My conception of the vampire made celluloid...
23 March 2000 | by keihanSee all my reviews

I despise most vampire stories. Not even Florence Stoker's dear departed husband could keep me occupied after the first act in Transylvania in "Dracula". The vampire has been so romanticized as an archetype (particularly during the '90s) that I can't but feel that most horror fans have forgotten exactly what made us afraid of these guys to begin with.
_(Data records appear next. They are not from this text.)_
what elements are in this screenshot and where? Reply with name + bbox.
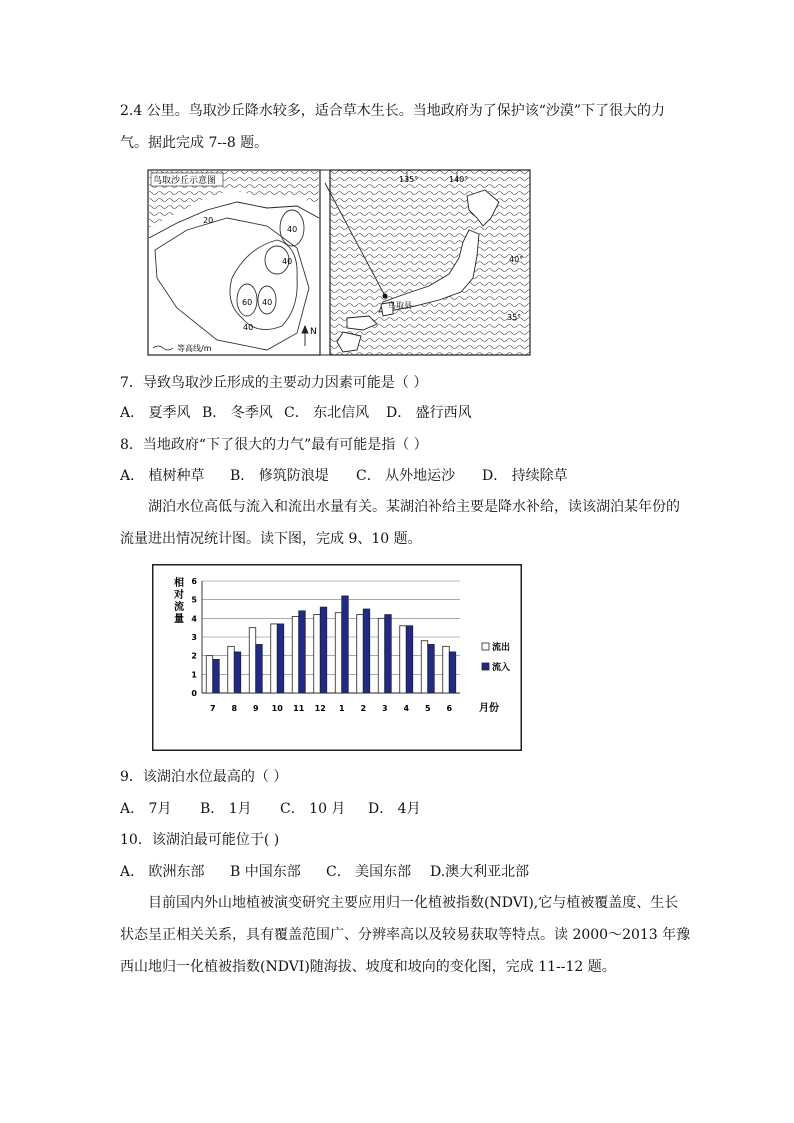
x-tick-label: 11	[293, 704, 305, 713]
para3-line-1: 目前国内外山地植被演变研究主要应用归一化植被指数(NDVI),它与植被覆盖度、生长	[148, 895, 679, 911]
x-tick-label: 6	[446, 704, 453, 713]
para3-line-2: 状态呈正相关关系，具有覆盖范围广、分辨率高以及较易获取等特点。读 2000～2013 年豫	[120, 927, 691, 943]
contour-label: 40	[243, 323, 254, 332]
q10-option-d: D.澳大利亚北部	[430, 864, 530, 880]
bar-outflow	[378, 618, 385, 693]
bar-outflow	[314, 615, 321, 693]
q9-option-c: C． 10 月	[280, 801, 346, 817]
north-label: N	[310, 327, 317, 337]
bar-inflow	[234, 652, 241, 693]
q7-options	[120, 403, 472, 423]
contour-label: 40	[262, 298, 273, 307]
legend-swatch-inflow	[482, 663, 489, 670]
tottori-point-icon	[383, 294, 388, 299]
x-tick-label: 5	[424, 704, 431, 713]
x-tick-label: 4	[403, 704, 410, 713]
x-axis-label: 月份	[479, 703, 499, 714]
bar-outflow	[249, 628, 256, 693]
bar-inflow	[428, 644, 435, 693]
contour-label: 40	[282, 257, 293, 266]
y-tick-label: 2	[191, 651, 197, 661]
q8-option-b: B． 修筑防浪堤	[230, 468, 329, 484]
x-tick-label: 3	[381, 704, 388, 713]
q8-option-a: A． 植树种草	[120, 468, 205, 484]
bar-outflow	[206, 656, 213, 693]
contour-label: 20	[203, 216, 214, 225]
lon-label: 140°	[449, 175, 469, 184]
y-tick-label: 0	[191, 689, 197, 698]
q9-options	[120, 799, 421, 819]
lon-label: 135°	[399, 175, 419, 184]
contour-label: 60	[242, 298, 253, 307]
q8-option-c: C． 从外地运沙	[356, 468, 456, 484]
para2-line-2: 流量进出情况统计图。读下图，完成 9、10 题。	[120, 531, 422, 547]
q9-option-a: A． 7月	[120, 801, 172, 817]
x-tick-label: 8	[231, 704, 238, 713]
bar-outflow	[335, 613, 342, 693]
x-tick-label: 7	[209, 704, 216, 713]
q7-option-d: D． 盛行西风	[386, 405, 472, 421]
place-label: 鸟取县	[388, 301, 412, 310]
x-tick-label: 1	[338, 704, 345, 713]
bar-outflow	[421, 641, 428, 693]
y-tick-label: 5	[191, 595, 197, 605]
left-map-title: 鸟取沙丘示意图	[153, 176, 217, 186]
q10-options	[120, 862, 529, 882]
q10-stem: 10．该湖泊最可能位于( )	[120, 832, 280, 848]
legend-label: 等高线/m	[177, 344, 212, 353]
y-tick-label: 6	[191, 577, 197, 586]
q7-option-b: B． 冬季风	[202, 405, 273, 421]
y-tick-label: 1	[191, 670, 197, 680]
q10-option-a: A． 欧洲东部	[120, 864, 205, 880]
legend-swatch-outflow	[482, 643, 489, 650]
bar-inflow	[277, 624, 284, 693]
bar-inflow	[213, 659, 220, 693]
bar-inflow	[363, 609, 370, 693]
bar-inflow	[342, 596, 349, 693]
contour-label: 40	[287, 225, 298, 234]
tottori-dune-map	[147, 168, 532, 358]
q9-option-b: B． 1月	[200, 801, 252, 817]
q7-stem: 7．导致鸟取沙丘形成的主要动力因素可能是（ ）	[120, 375, 428, 391]
x-tick-label: 9	[252, 704, 259, 713]
q8-options	[120, 466, 568, 486]
x-tick-label: 12	[314, 704, 326, 713]
q9-option-d: D． 4月	[368, 801, 421, 817]
q7-option-a: A． 夏季风	[120, 405, 191, 421]
bar-outflow	[292, 616, 299, 693]
para3-line-3: 西山地归一化植被指数(NDVI)随海拔、坡度和坡向的变化图，完成 11--12 题。	[120, 959, 616, 975]
bar-inflow	[256, 644, 263, 693]
lake-flow-chart	[152, 564, 522, 751]
bar-outflow	[357, 615, 364, 693]
q9-stem: 9．该湖泊水位最高的（ ）	[120, 769, 288, 785]
para2-line-1: 湖泊水位高低与流入和流出水量有关。某湖泊补给主要是降水补给，读该湖泊某年份的	[148, 499, 680, 515]
q10-option-c: C． 美国东部	[326, 864, 412, 880]
q8-option-d: D． 持续除草	[482, 468, 568, 484]
x-tick-label: 10	[271, 704, 283, 713]
bar-inflow	[385, 615, 392, 693]
y-axis-label: 相对流量	[174, 578, 184, 625]
bar-inflow	[299, 611, 306, 693]
y-tick-label: 4	[191, 614, 197, 624]
legend-label-inflow: 流入	[492, 663, 511, 673]
intro-line-2: 气。据此完成 7--8 题。	[120, 135, 269, 151]
bar-inflow	[449, 652, 456, 693]
bar-inflow	[320, 607, 327, 693]
q10-option-b: B 中国东部	[230, 864, 301, 880]
bar-outflow	[400, 626, 407, 693]
lat-label: 40°	[509, 255, 524, 264]
x-tick-label: 2	[360, 704, 367, 713]
q7-option-c: C． 东北信风	[284, 405, 370, 421]
bar-outflow	[271, 624, 278, 693]
legend-label-outflow: 流出	[492, 643, 511, 653]
lat-label: 35°	[507, 313, 522, 322]
bar-outflow	[228, 646, 235, 693]
bar-outflow	[443, 646, 450, 693]
intro-line-1: 2.4 公里。鸟取沙丘降水较多，适合草木生长。当地政府为了保护该“沙漠”下了很大的力	[120, 103, 666, 119]
y-tick-label: 3	[191, 633, 197, 642]
q8-stem: 8．当地政府“下了很大的力气”最有可能是指（ ）	[120, 437, 428, 453]
bar-inflow	[406, 626, 413, 693]
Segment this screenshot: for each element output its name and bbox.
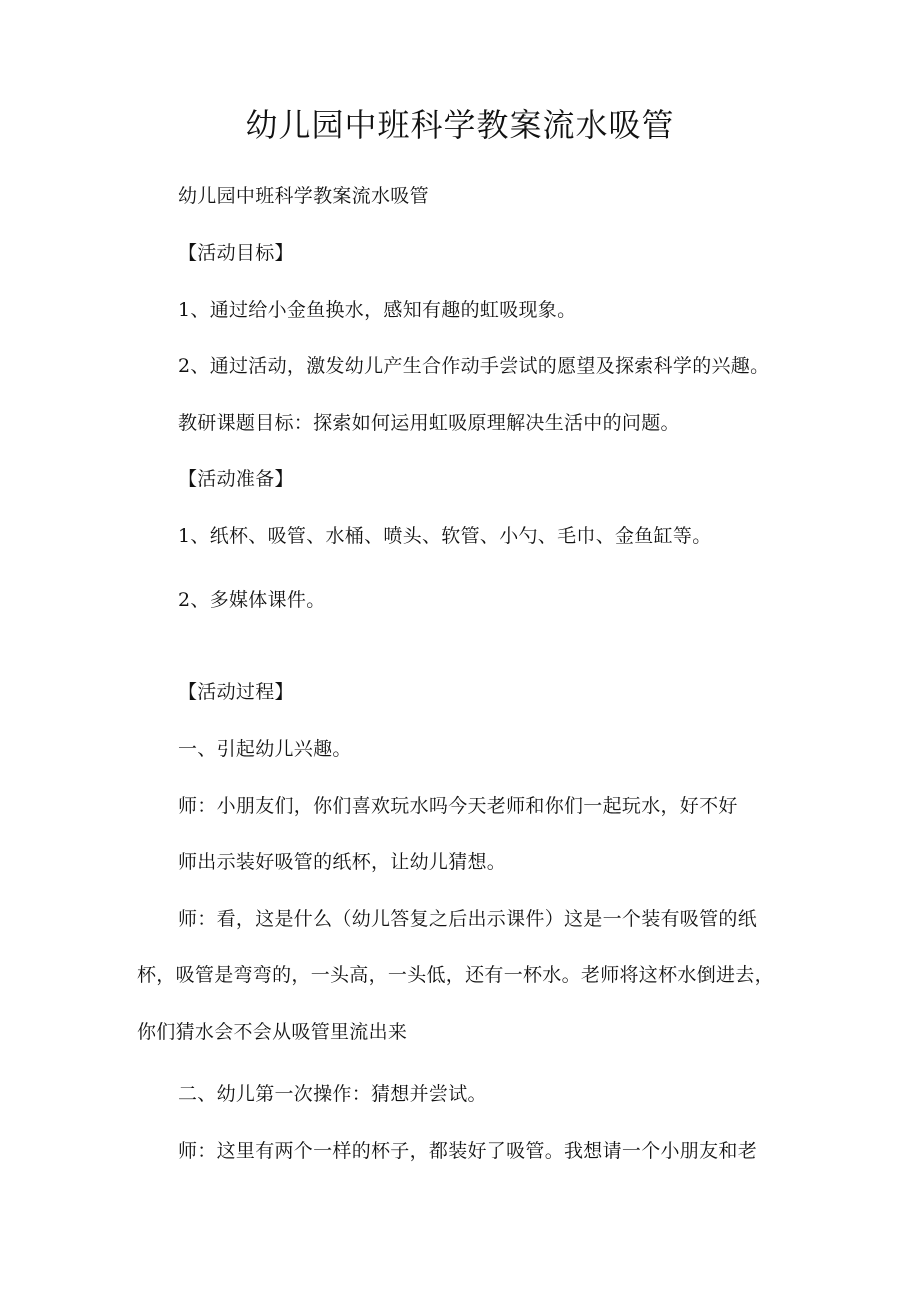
- paragraph-line: 师：看，这是什么（幼儿答复之后出示课件）这是一个装有吸管的纸: [178, 908, 758, 930]
- preparation-item-1: 1、纸杯、吸管、水桶、喷头、软管、小勺、毛巾、金鱼缸等。: [178, 525, 712, 547]
- paragraph-line: 师：小朋友们，你们喜欢玩水吗今天老师和你们一起玩水，好不好: [178, 795, 738, 817]
- paragraph-line: 师：这里有两个一样的杯子，都装好了吸管。我想请一个小朋友和老: [178, 1140, 758, 1162]
- preparation-item-2: 2、多媒体课件。: [178, 589, 326, 611]
- subtitle-line: 幼儿园中班科学教案流水吸管: [178, 185, 429, 207]
- paragraph-line: 你们猜水会不会从吸管里流出来: [137, 1021, 408, 1043]
- goal-item-2: 2、通过活动，激发幼儿产生合作动手尝试的愿望及探索科学的兴趣。: [178, 355, 770, 377]
- research-goal-line: 教研课题目标：探索如何运用虹吸原理解决生活中的问题。: [178, 412, 680, 434]
- document-title: 幼儿园中班科学教案流水吸管: [245, 106, 675, 144]
- paragraph-line: 师出示装好吸管的纸杯，让幼儿猜想。: [178, 851, 507, 873]
- section-heading-process: 【活动过程】: [178, 681, 294, 703]
- goal-item-1: 1、通过给小金鱼换水，感知有趣的虹吸现象。: [178, 299, 577, 321]
- section-heading-preparation: 【活动准备】: [178, 468, 294, 490]
- process-step-1-heading: 一、引起幼儿兴趣。: [178, 738, 352, 760]
- process-step-2-heading: 二、幼儿第一次操作：猜想并尝试。: [178, 1083, 487, 1105]
- section-heading-goals: 【活动目标】: [178, 242, 294, 264]
- paragraph-line: 杯，吸管是弯弯的，一头高，一头低，还有一杯水。老师将这杯水倒进去，: [137, 964, 774, 986]
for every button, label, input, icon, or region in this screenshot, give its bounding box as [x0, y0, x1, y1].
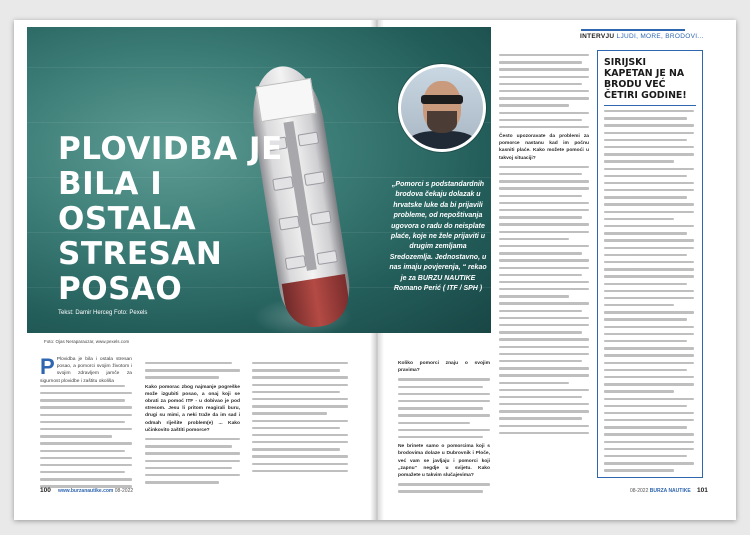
question-1: Kako pomorac zbog najmanje pogreške može izgubiti posao, a onaj koji se obrati za pomoć ITF - u dobivao je pod stresom. Jesu li pritom reagirali buru, drugi su mimi, a neki traže da im sad i odmah riješite problem(e) ... Kako učinkovito zaštiti pomorce?	[145, 384, 240, 433]
section-header	[580, 33, 704, 40]
question-2: Koliko pomorci znaju o svojim pravima?	[398, 361, 490, 374]
left-footer	[58, 488, 133, 494]
footer-issue-right: 08-2022	[630, 488, 649, 494]
lead-paragraph: Plovidba je bila i ostala stresan posao, a pomorci svojim životom i svojim zdravljem jamče za sigurnost plovidbe i zaštitu okoliša	[40, 357, 132, 384]
footer-url: www.burzanautike.com	[58, 488, 114, 494]
left-page-number: 100	[40, 487, 51, 494]
sidebar-body	[604, 110, 694, 472]
footer-brand: BURZA NAUTIKE	[649, 488, 691, 494]
section-sublabel: LJUDI, MORE, BRODOVI...	[616, 33, 704, 40]
body-column-3	[252, 362, 348, 477]
section-rule	[581, 29, 685, 31]
article-headline: PLOVIDBA JE BILA I OSTALA STRESAN POSAO	[58, 131, 283, 307]
body-column-2	[145, 362, 240, 488]
photo-caption: Foto: Ojas Neraparaozar, www.pexels.com	[44, 339, 130, 344]
drop-cap: P	[40, 354, 55, 379]
sidebar-title: SIRIJSKI KAPETAN JE NA BRODU VEĆ ČETIRI GODINE!	[604, 57, 687, 101]
question-3: Često upozoravate da problemi za pomorce nastanu kad im počnu kasniti plaće. Kako možete pomoći u takvoj situaciji?	[499, 134, 589, 161]
sidebar-box	[597, 50, 703, 478]
right-footer	[630, 488, 691, 494]
pull-quote: „Pomorci s podstandardnih brodova čekaju dolazak u hrvatske luke da bi prijavili probleme, od nepoštivanja ugovora o radu do neisplate plaće, koje ne žele prijaviti u drugim zemljama Sredozemlja. Jednostavno, u nas imaju povjerenja, “ rekao je za BURZU NAUTIKE Romano Perić ( ITF / SPH )	[389, 181, 487, 293]
question-4: Ne brinete samo o pomorcima koji s brodovima dolaze u Dubrovnik i Ploče, već vam se javljaju i pomorci koji „zapnu“ negdje u svijetu. Kako pomažete u takvim slučajevima?	[398, 444, 490, 478]
section-label: INTERVJU	[580, 33, 615, 40]
interviewee-portrait	[398, 64, 486, 152]
body-column-1	[40, 356, 132, 493]
body-column-5	[499, 54, 589, 439]
right-page-number: 101	[697, 487, 708, 494]
body-column-4	[398, 360, 490, 497]
article-byline: Tekst: Damir Herceg Foto: Pexels	[58, 310, 148, 316]
footer-issue-left: 08-2022	[114, 488, 134, 494]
Murnau's "Nosferatu" is just such a reminder and, because of that, is the only screen version of "Dracula" that I have ever loved.

Though Murnau, in the hopes of dodging the copyright bullet, took many liberties with the novel, he actually shot a great part of the film on location (an unusual practice for the time) in the historical Dracula's old stomping grounds: the Carpathian Mountains in Romania. The town, landscapes, and castles were all for real, not just some fancy studio backdrop. To me, it helps convey the tone of authenticity, as you can believe this story being told. As for Max Schreck, no charming, suave seducer is he. With his bald head, bushy eyebrows, rat-like teeth, pointed ears, nails as long as the fingers they are attached to, emaciated build, and stare that seems to come from the bottom of Hell itself, he is the primal, archetypal image of the vampire of legend.

While some could interpret this tale as a subtext to Nazism or anti-Semetism, at it's core, it's simply the tale of a monster, who brings ruin and death in his wake. That such a tale has managed to survive it's era, considering the obstacles that could have totally removed it from view, is the gain of all who have seen. Eat your heart out, Bela Lugosi.